Now these are not "my Sawyers." My Sawyer family comes from the delightful town of Eufaula over on the Georgia border. But Sawyer is a fairly common name in this English heritage state.
I quickly noted that the Sawyer furniture store appeared to have fallen on hard times and was for lease by the Sawyer realty company.
In the course of driving through town and turning around, I noticed that the Sawyers might have done quite well if they had been in the business of selling iron bars and razor wire.
What on earth is this town? I looked up Prichard later and discovered that it might well forecast the future for your own town. The discussion of municipal finance and pension obligations makes most people's eyes glaze over. But this stuff has real consequences and many cities, large and small, are on a route that ends in a place like Prichard.
From the New York Times of December 22, 2010:
This struggling small city on the outskirts of Mobile was warned for years that if it did nothing, its pension fund would run out of money by 2009. Right on schedule, its fund ran dry.
Then Prichard did something that pension experts say they have never seen before: it stopped sending monthly pension checks to its 150 retired workers, breaking a state law requiring it to pay its promised retirement benefits in full.
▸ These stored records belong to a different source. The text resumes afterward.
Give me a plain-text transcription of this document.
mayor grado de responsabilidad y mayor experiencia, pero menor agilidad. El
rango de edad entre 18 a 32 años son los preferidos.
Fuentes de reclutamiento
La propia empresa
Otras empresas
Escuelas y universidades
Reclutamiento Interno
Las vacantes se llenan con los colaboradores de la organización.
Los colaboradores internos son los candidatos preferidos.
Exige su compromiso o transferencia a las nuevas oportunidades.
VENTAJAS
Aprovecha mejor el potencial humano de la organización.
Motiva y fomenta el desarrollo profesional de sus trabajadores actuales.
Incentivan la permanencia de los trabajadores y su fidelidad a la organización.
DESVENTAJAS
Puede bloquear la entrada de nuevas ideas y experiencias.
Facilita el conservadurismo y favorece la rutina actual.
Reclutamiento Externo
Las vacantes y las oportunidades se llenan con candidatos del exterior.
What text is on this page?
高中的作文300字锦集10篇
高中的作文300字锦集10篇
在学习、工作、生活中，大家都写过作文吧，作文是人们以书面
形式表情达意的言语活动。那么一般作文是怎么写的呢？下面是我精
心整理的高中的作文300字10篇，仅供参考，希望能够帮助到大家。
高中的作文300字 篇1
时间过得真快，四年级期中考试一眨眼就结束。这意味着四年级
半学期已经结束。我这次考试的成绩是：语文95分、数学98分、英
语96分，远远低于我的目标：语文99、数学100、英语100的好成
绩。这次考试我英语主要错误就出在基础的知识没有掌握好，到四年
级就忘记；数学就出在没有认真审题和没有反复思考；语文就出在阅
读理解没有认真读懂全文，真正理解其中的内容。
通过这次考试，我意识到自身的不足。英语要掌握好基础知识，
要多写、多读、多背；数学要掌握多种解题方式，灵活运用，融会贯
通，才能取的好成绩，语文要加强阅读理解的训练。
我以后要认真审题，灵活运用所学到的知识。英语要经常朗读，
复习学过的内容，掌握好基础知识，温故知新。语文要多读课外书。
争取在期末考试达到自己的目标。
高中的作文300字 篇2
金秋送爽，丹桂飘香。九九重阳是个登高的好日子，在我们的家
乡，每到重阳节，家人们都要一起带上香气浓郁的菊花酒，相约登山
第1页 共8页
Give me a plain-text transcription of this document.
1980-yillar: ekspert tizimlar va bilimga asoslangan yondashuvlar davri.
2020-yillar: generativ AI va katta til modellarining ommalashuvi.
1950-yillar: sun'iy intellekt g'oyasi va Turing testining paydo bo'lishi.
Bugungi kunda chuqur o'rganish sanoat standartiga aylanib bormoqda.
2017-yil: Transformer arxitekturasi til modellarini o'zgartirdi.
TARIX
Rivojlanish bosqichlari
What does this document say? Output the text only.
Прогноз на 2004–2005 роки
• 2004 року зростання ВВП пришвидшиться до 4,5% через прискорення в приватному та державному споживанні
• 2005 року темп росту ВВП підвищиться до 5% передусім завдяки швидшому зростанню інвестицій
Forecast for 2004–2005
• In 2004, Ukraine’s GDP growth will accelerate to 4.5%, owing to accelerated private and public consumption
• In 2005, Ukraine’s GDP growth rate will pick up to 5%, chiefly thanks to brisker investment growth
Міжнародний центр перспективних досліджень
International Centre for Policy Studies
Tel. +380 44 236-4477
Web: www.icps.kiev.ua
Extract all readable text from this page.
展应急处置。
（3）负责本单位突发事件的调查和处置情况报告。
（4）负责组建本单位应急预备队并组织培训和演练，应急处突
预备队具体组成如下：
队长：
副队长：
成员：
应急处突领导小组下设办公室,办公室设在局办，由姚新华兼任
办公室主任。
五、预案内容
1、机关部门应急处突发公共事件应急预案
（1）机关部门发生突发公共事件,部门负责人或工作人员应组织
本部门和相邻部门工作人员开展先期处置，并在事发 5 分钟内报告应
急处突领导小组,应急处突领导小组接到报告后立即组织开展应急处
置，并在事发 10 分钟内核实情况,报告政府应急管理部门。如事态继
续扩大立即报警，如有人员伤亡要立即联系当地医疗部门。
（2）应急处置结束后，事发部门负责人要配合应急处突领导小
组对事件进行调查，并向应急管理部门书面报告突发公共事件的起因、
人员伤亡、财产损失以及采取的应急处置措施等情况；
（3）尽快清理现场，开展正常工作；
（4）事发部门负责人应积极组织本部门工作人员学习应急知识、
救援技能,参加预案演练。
...The situation in Prichard is extremely unusual — the city has sought bankruptcy protection twice — but it proves that the unthinkable can, in fact, sometimes happen. And it stands as a warning to cities like Philadelphia and states like Illinois, whose pension funds are under great strain: if nothing changes, the money eventually does run out, and when that happens, misery and turmoil follow.
...“Prichard is the future,” said Michael Aguirre, the former San Diego city attorney, who has called for San Diego to declare bankruptcy and restructure its own outsize pension obligations. “We’re all on the same conveyor belt. Prichard is just a little further down the road.”